What does a fundal massage feel like?

It feels like pain; that’s what it feels like. I get that it’s named for the fundus; hence it’s called the fundal massage. But I feel like it should have some other name so you can brace yourself for the pain.

Or they should let you hit yourself in the face with a brick. I’m not sure which would feel better.

I will say it’s much like a painful contraction, like when you’re really in the thick of labor, and you feel like you’re splitting in two.

You know, because they are squeezing your uterus. And that area has just been through so much.

I’m not telling this to freak you out or make you terrified of birth. Birth is already terrifying no matter how much you read about it. I’m telling you this so you can talk to your doctor.

You may only need it right after birth. Or once every few hours. And there’s a lot more to it than that. Just brace yourselves, ok?

Why do they do uterus massage after C-section?

They give a uterine massage after a c-section to encourage the placenta to be expulsed completely. And they keep doing it immediately after birth and a little afterward to help ease back pain, headaches, fatigue, stress, and postpartum depression.

Basically, they want to reduce hemorrhages by providing this type of massage if your uterus isn’t already contracting on its own. The uterus by design, however, should be doing this already. However, manual stimulation helps your body push out any excess blood clots or backed-up birthing fluid.

In one study, fundal massages might not be as helpful as previously thought. They found that it was less effective than oxytocin to reduce blood loss. Using oxytocin meant there was no benefit left to gain from fundal massage.

Why does fundal massage cause uterine contraction?

If you didn’t already know this, you have to deliver your placenta after birth too. It’s called the third stage of labor. After this placenta is delivered, uterine massage can help your uterus contract.

To learn about all 4 stages of labor, click here.

By stimulating this top part of your uterus, the fundus, in a repetitive way, it helps the uterus contract and pushes out anything left behind to shrink back down to size.

Are fundal massages necessary?

Technically, a fundal massage should only be done when the uterus is soft. If it is firm and in place, it doesn’t require additional massaging while contracting properly. In fact, it could worsen bleeding or disrupt the normal placental separation after birth.

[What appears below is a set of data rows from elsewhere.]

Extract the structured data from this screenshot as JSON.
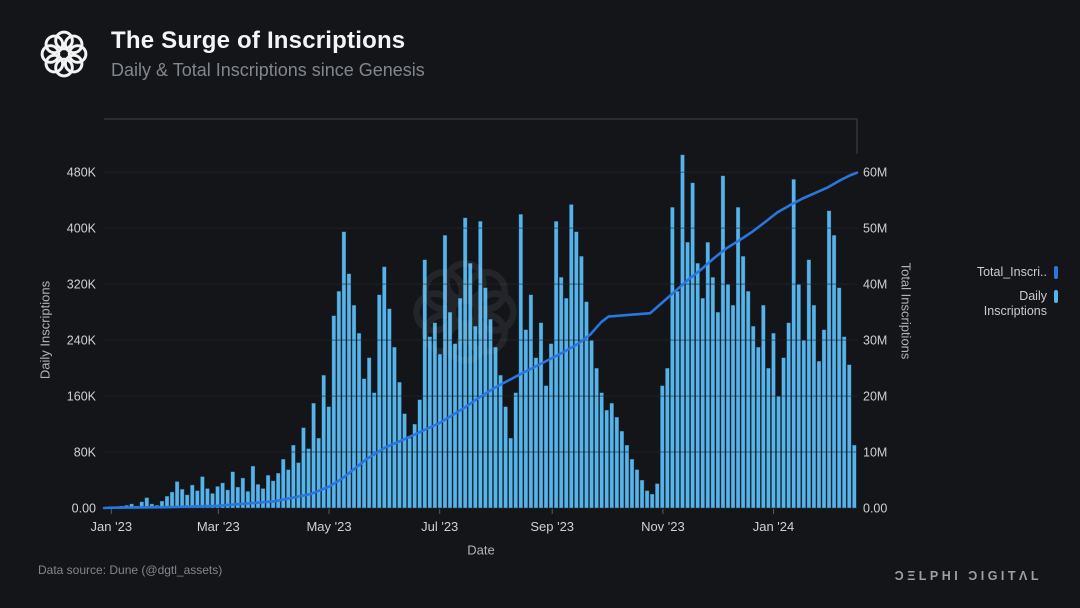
{
  "header": {
    "title": "The Surge of Inscriptions",
    "subtitle": "Daily & Total Inscriptions since Genesis"
  },
  "legend": {
    "total": {
      "label": "Total_Inscri..",
      "color": "#2a76e0"
    },
    "daily": {
      "label": "Daily Inscriptions",
      "color": "#58b4e8"
    }
  },
  "footer": {
    "source": "Data source: Dune (@dgtl_assets)",
    "brand": "ƆΞLPHI ƆIGITΛL"
  },
  "colors": {
    "background": "#141519",
    "bar": "#58b4e8",
    "bar_border": "rgba(8,26,40,0.5)",
    "line": "#2a76e0",
    "grid_under": "#2e3338",
    "grid_over": "rgba(10,14,18,0.5)",
    "plot_border": "#3e434a",
    "tick_text": "#ccd1d5",
    "tick_mark": "#565c63",
    "axis_title_text": "#aeb4ba"
  },
  "chart_data": {
    "type": "combo_bar_line",
    "title": "The Surge of Inscriptions",
    "subtitle": "Daily & Total Inscriptions since Genesis",
    "x_axis": {
      "label": "Date",
      "domain_days": [
        0,
        415
      ],
      "tick_labels": [
        "Jan '23",
        "Mar '23",
        "May '23",
        "Jul '23",
        "Sep '23",
        "Nov '23",
        "Jan '24"
      ],
      "tick_days": [
        4,
        63,
        124,
        185,
        247,
        308,
        369
      ],
      "grid": false
    },
    "y_left": {
      "label": "Daily Inscriptions",
      "tick_labels": [
        "0.00",
        "80K",
        "160K",
        "240K",
        "320K",
        "400K",
        "480K"
      ],
      "tick_values_k": [
        0,
        80,
        160,
        240,
        320,
        400,
        480
      ],
      "max_k": 556,
      "grid": true
    },
    "y_right": {
      "label": "Total Inscriptions",
      "tick_labels": [
        "0.00",
        "10M",
        "20M",
        "30M",
        "40M",
        "50M",
        "60M"
      ],
      "tick_values_m": [
        0,
        10,
        20,
        30,
        40,
        50,
        60
      ],
      "max_m": 69.5
    },
    "series": [
      {
        "name": "Daily Inscriptions",
        "type": "bar",
        "axis": "left",
        "unit": "thousand_inscriptions_per_day",
        "color": "#58b4e8",
        "values_k": [
          1,
          2,
          2,
          3,
          4,
          6,
          3,
          9,
          15,
          6,
          4,
          10,
          17,
          23,
          38,
          27,
          19,
          33,
          25,
          45,
          28,
          21,
          31,
          36,
          26,
          52,
          30,
          43,
          24,
          60,
          34,
          28,
          47,
          39,
          50,
          70,
          55,
          90,
          65,
          115,
          85,
          150,
          100,
          190,
          145,
          275,
          310,
          395,
          335,
          290,
          250,
          185,
          215,
          165,
          305,
          345,
          285,
          230,
          180,
          135,
          100,
          120,
          155,
          355,
          245,
          265,
          220,
          390,
          280,
          235,
          300,
          415,
          350,
          260,
          410,
          315,
          270,
          230,
          190,
          145,
          100,
          165,
          420,
          255,
          305,
          215,
          265,
          175,
          235,
          410,
          330,
          300,
          434,
          395,
          360,
          295,
          240,
          200,
          165,
          140,
          150,
          130,
          110,
          90,
          70,
          55,
          40,
          25,
          20,
          35,
          175,
          200,
          430,
          310,
          505,
          380,
          465,
          350,
          300,
          380,
          330,
          280,
          475,
          320,
          290,
          430,
          360,
          310,
          260,
          230,
          290,
          200,
          250,
          160,
          215,
          265,
          470,
          320,
          240,
          355,
          290,
          210,
          255,
          425,
          390,
          315,
          245,
          205,
          90
        ]
      },
      {
        "name": "Total_Inscriptions",
        "type": "line",
        "axis": "right",
        "unit": "million_inscriptions_cumulative",
        "color": "#2a76e0",
        "points_day_m": [
          [
            0,
            0
          ],
          [
            4,
            0.05
          ],
          [
            34,
            0.15
          ],
          [
            63,
            0.4
          ],
          [
            94,
            1.2
          ],
          [
            114,
            2.5
          ],
          [
            124,
            3.8
          ],
          [
            131,
            5.2
          ],
          [
            138,
            7
          ],
          [
            145,
            8.8
          ],
          [
            155,
            10.8
          ],
          [
            162,
            11.8
          ],
          [
            169,
            12.8
          ],
          [
            177,
            14
          ],
          [
            185,
            15.2
          ],
          [
            192,
            16.6
          ],
          [
            199,
            18
          ],
          [
            207,
            19.8
          ],
          [
            216,
            21.6
          ],
          [
            223,
            22.8
          ],
          [
            230,
            24
          ],
          [
            238,
            25.3
          ],
          [
            247,
            26.8
          ],
          [
            254,
            28
          ],
          [
            261,
            29.3
          ],
          [
            268,
            31
          ],
          [
            274,
            33.2
          ],
          [
            278,
            34.2
          ],
          [
            301,
            34.8
          ],
          [
            308,
            36.8
          ],
          [
            315,
            38.8
          ],
          [
            322,
            40.8
          ],
          [
            329,
            42.6
          ],
          [
            336,
            44.6
          ],
          [
            343,
            46.4
          ],
          [
            350,
            47.8
          ],
          [
            357,
            49.3
          ],
          [
            364,
            51
          ],
          [
            371,
            52.8
          ],
          [
            378,
            54.1
          ],
          [
            385,
            55.3
          ],
          [
            392,
            56.3
          ],
          [
            399,
            57.3
          ],
          [
            406,
            58.6
          ],
          [
            411,
            59.4
          ],
          [
            415,
            59.9
          ]
        ]
      }
    ]
  }
}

So, again, something you should absolutely discuss with your doctor if you have questions about the fundal massage and whether or not you will need one.

If a miscarriage or abortion takes place, here is how this massage can benefit you.

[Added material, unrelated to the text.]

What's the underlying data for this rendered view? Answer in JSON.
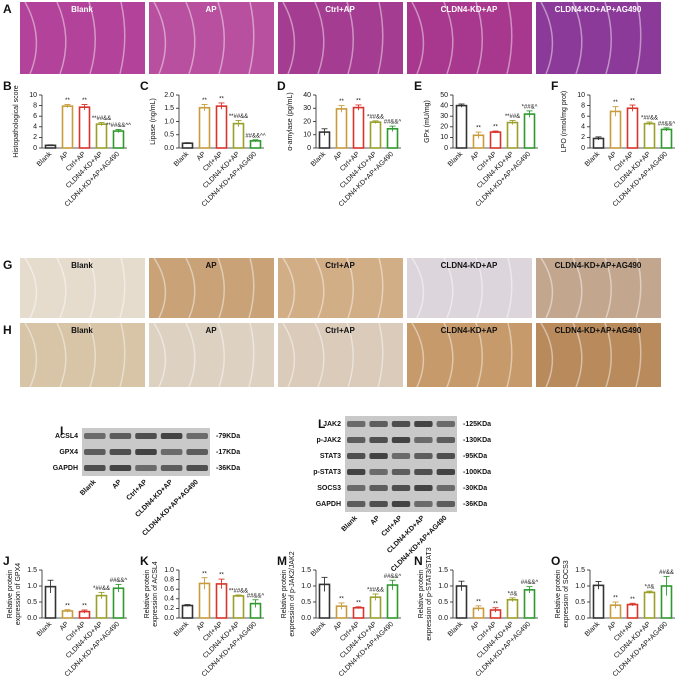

How long do you massage the fundus after delivery?

Generally, the fundal massage is done for a minute at a time. It tends to be performed every 15 minutes in the first hour after you give birth. Then they make it every 30 minutes.

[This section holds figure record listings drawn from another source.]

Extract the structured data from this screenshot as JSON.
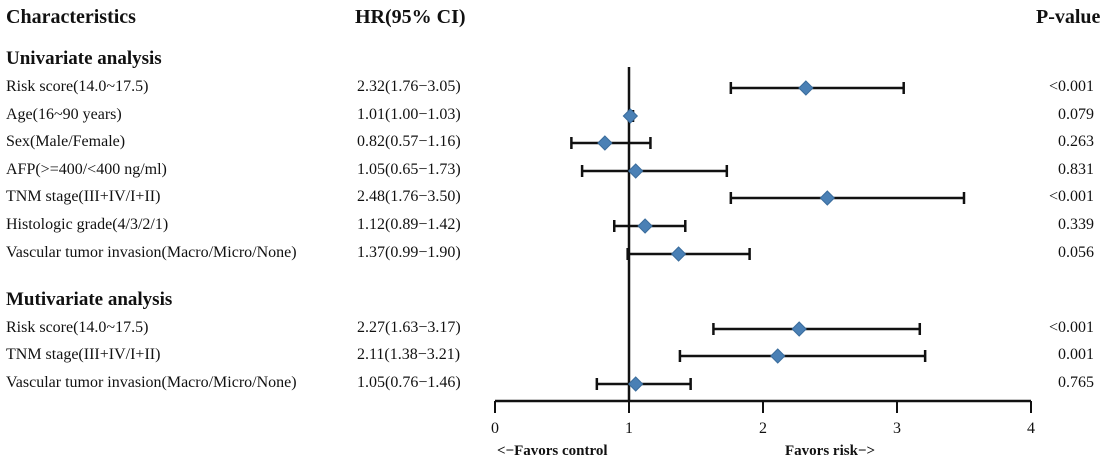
{
  "headers": {
    "characteristics": "Characteristics",
    "hr": "HR(95% CI)",
    "pvalue": "P-value"
  },
  "chart_data": {
    "type": "forest",
    "xlim": [
      0,
      4
    ],
    "xticks": [
      0,
      1,
      2,
      3,
      4
    ],
    "reference_line": 1,
    "xlabel_left": "<−Favors control",
    "xlabel_right": "Favors risk−>",
    "marker_color": "#4a80b5",
    "sections": [
      {
        "title": "Univariate analysis",
        "rows": [
          {
            "label": "Risk score(14.0~17.5)",
            "hr_text": "2.32(1.76−3.05)",
            "hr": 2.32,
            "lo": 1.76,
            "hi": 3.05,
            "p": "<0.001"
          },
          {
            "label": "Age(16~90 years)",
            "hr_text": "1.01(1.00−1.03)",
            "hr": 1.01,
            "lo": 1.0,
            "hi": 1.03,
            "p": "0.079"
          },
          {
            "label": "Sex(Male/Female)",
            "hr_text": "0.82(0.57−1.16)",
            "hr": 0.82,
            "lo": 0.57,
            "hi": 1.16,
            "p": "0.263"
          },
          {
            "label": "AFP(>=400/<400 ng/ml)",
            "hr_text": "1.05(0.65−1.73)",
            "hr": 1.05,
            "lo": 0.65,
            "hi": 1.73,
            "p": "0.831"
          },
          {
            "label": "TNM stage(III+IV/I+II)",
            "hr_text": "2.48(1.76−3.50)",
            "hr": 2.48,
            "lo": 1.76,
            "hi": 3.5,
            "p": "<0.001"
          },
          {
            "label": "Histologic grade(4/3/2/1)",
            "hr_text": "1.12(0.89−1.42)",
            "hr": 1.12,
            "lo": 0.89,
            "hi": 1.42,
            "p": "0.339"
          },
          {
            "label": "Vascular tumor invasion(Macro/Micro/None)",
            "hr_text": "1.37(0.99−1.90)",
            "hr": 1.37,
            "lo": 0.99,
            "hi": 1.9,
            "p": "0.056"
          }
        ]
      },
      {
        "title": "Mutivariate analysis",
        "rows": [
          {
            "label": "Risk score(14.0~17.5)",
            "hr_text": "2.27(1.63−3.17)",
            "hr": 2.27,
            "lo": 1.63,
            "hi": 3.17,
            "p": "<0.001"
          },
          {
            "label": "TNM stage(III+IV/I+II)",
            "hr_text": "2.11(1.38−3.21)",
            "hr": 2.11,
            "lo": 1.38,
            "hi": 3.21,
            "p": "0.001"
          },
          {
            "label": "Vascular tumor invasion(Macro/Micro/None)",
            "hr_text": "1.05(0.76−1.46)",
            "hr": 1.05,
            "lo": 0.76,
            "hi": 1.46,
            "p": "0.765"
          }
        ]
      }
    ]
  }
}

After each massage, the hospital team will check you to see if your bleeding has increased or clots have come out. Be forewarned that they may put one hand in your vagina to keep it from inverting in very severe cases.

The World Health Organization (WHO) says that postpartum hemorrhage causes nearly 1/5 of all maternal deaths worldwide, occurring in the first 24 hours after giving birth. This massage is thought to reduce to risk of this hemorrhage.

How often should you perform fundal massage after birth?

Some say doing the fundal massage can benefit 2 to 3 weeks after birth until the lochia comes out clear. But it can be harmful if too much pressure is applied. This is especially true if you’ve had a c-section. It’s not recommended for 6 weeks after you have a c-section, so speak to your doctor about what is suitable for you as you plan your delivery.

Even if you plan to have a vaginal delivery, remember that things can change instantly. I didn’t plan to have my first child via c-section, and look what happened. Always be prepared!